Roaring out of the gate instantly with the dizzying title track, the disoriented-sounding band somehow organize themselves ten seconds in and unleash a pile-driving riff-fest that's over before you wonder why your eardrums exploded. But the album really takes off on the second track, “Done,” with an entrancing, Zeppelin-esque lick that stays in your brain for hours. When singer Aaron Lazar boasts, "That's how we do it, and we do it so good!” in the final rejoinder, he may be delivering the year’s most understated chorus in a rock song. Elsewhere, the dance-punk "Discowarts" could win over a hipster crowd, and “(This is) Sickness” gets raised in octaves and ferociousness from its previous EP version, packing a two-and-half-minute punch without as much as a hint of the irony that befalls most modern hard rock acts. Like President Bush, these guys are shameless.

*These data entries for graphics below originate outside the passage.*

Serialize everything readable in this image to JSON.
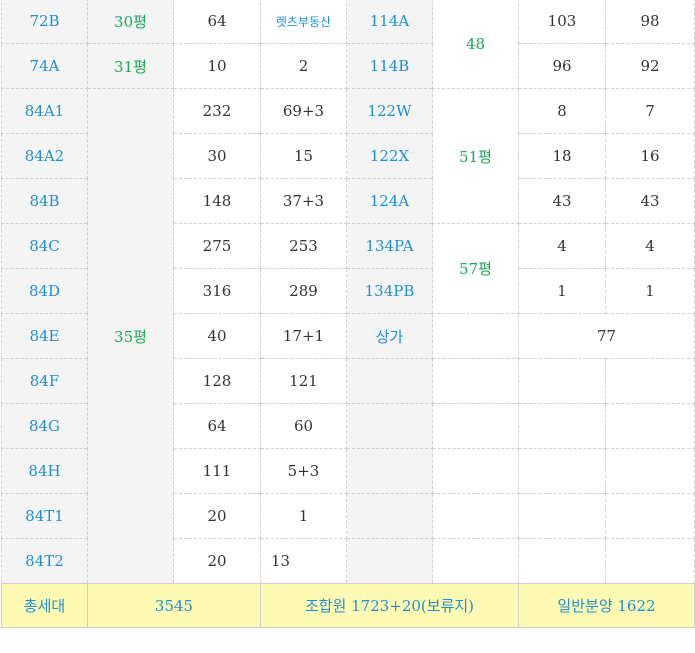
{
  "rows": [
    {
      "a_type": "72B",
      "a_pyeong": "30평",
      "a_total": "64",
      "a_general": "렛츠부동산",
      "b_type": "114A",
      "b_pyeong": "48",
      "b_total": "103",
      "b_general": "98"
    },
    {
      "a_type": "74A",
      "a_pyeong": "31평",
      "a_total": "10",
      "a_general": "2",
      "b_type": "114B",
      "b_total": "96",
      "b_general": "92"
    },
    {
      "a_type": "84A1",
      "a_total": "232",
      "a_general": "69+3",
      "b_type": "122W",
      "b_pyeong": "51평",
      "b_total": "8",
      "b_general": "7"
    },
    {
      "a_type": "84A2",
      "a_total": "30",
      "a_general": "15",
      "b_type": "122X",
      "b_total": "18",
      "b_general": "16"
    },
    {
      "a_type": "84B",
      "a_pyeong": "35평",
      "a_total": "148",
      "a_general": "37+3",
      "b_type": "124A",
      "b_total": "43",
      "b_general": "43"
    },
    {
      "a_type": "84C",
      "a_total": "275",
      "a_general": "253",
      "b_type": "134PA",
      "b_pyeong": "57평",
      "b_total": "4",
      "b_general": "4"
    },
    {
      "a_type": "84D",
      "a_total": "316",
      "a_general": "289",
      "b_type": "134PB",
      "b_total": "1",
      "b_general": "1"
    },
    {
      "a_type": "84E",
      "a_total": "40",
      "a_general": "17+1",
      "b_type": "상가",
      "b_merged": "77"
    },
    {
      "a_type": "84F",
      "a_total": "128",
      "a_general": "121"
    },
    {
      "a_type": "84G",
      "a_total": "64",
      "a_general": "60"
    },
    {
      "a_type": "84H",
      "a_total": "111",
      "a_general": "5+3"
    },
    {
      "a_type": "84T1",
      "a_total": "20",
      "a_general": "1"
    },
    {
      "a_type": "84T2",
      "a_total": "20",
      "a_general": "13"
    }
  ],
  "totals": {
    "label": "총세대",
    "total": "3545",
    "union": "조합원 1723+20(보류지)",
    "general": "일반분양 1622"
  },
  "colors": {
    "blue": "#1f8fd4",
    "green": "#1aa85a",
    "total_bg": "#fdfab4",
    "cell_grey": "#f4f4f4"
  }
}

Riff architect Damian Paris has a knack for turning circus music and waltzing progressions into arena-worthy rock hooks, spilling out of his time signatures while drummer Andrew Totolos threatens to trounce him with increasingly complicated fills. Their foil is in Lazar, the composed eye of the hurricane amidst choatic numbers like “Smoke Machine.” Even when raising his voice, Lazar is more Vincent Price than Vincent Furnier, an articulate, commanding lounge-metal presence with vocal chops to boot. The less frenetic tracks, including the climactic “Clever Boy” and especially the nighthawk adventure “Louis Guthrie Wants to Kill Me,” seamlessly change the album's mood by staying imposing enough to not sound out of place. When it all ends with the primal, skull-crushing wordless jam “E.S.F.,” arguably Prime Motivator’s highlight, one imagines that these guys would be as adept at scoring a noir or a spaghetti western as they would be roughing up a roomful of Niedermeyers.
Prime Motivator has so many plot twists that you might want to paint the city red and have a beer alone at 4AM, often during the same song. It's possible that Prime Motivator will drive you nuts, but then again some people never go crazy. What truly horrible lives they must live.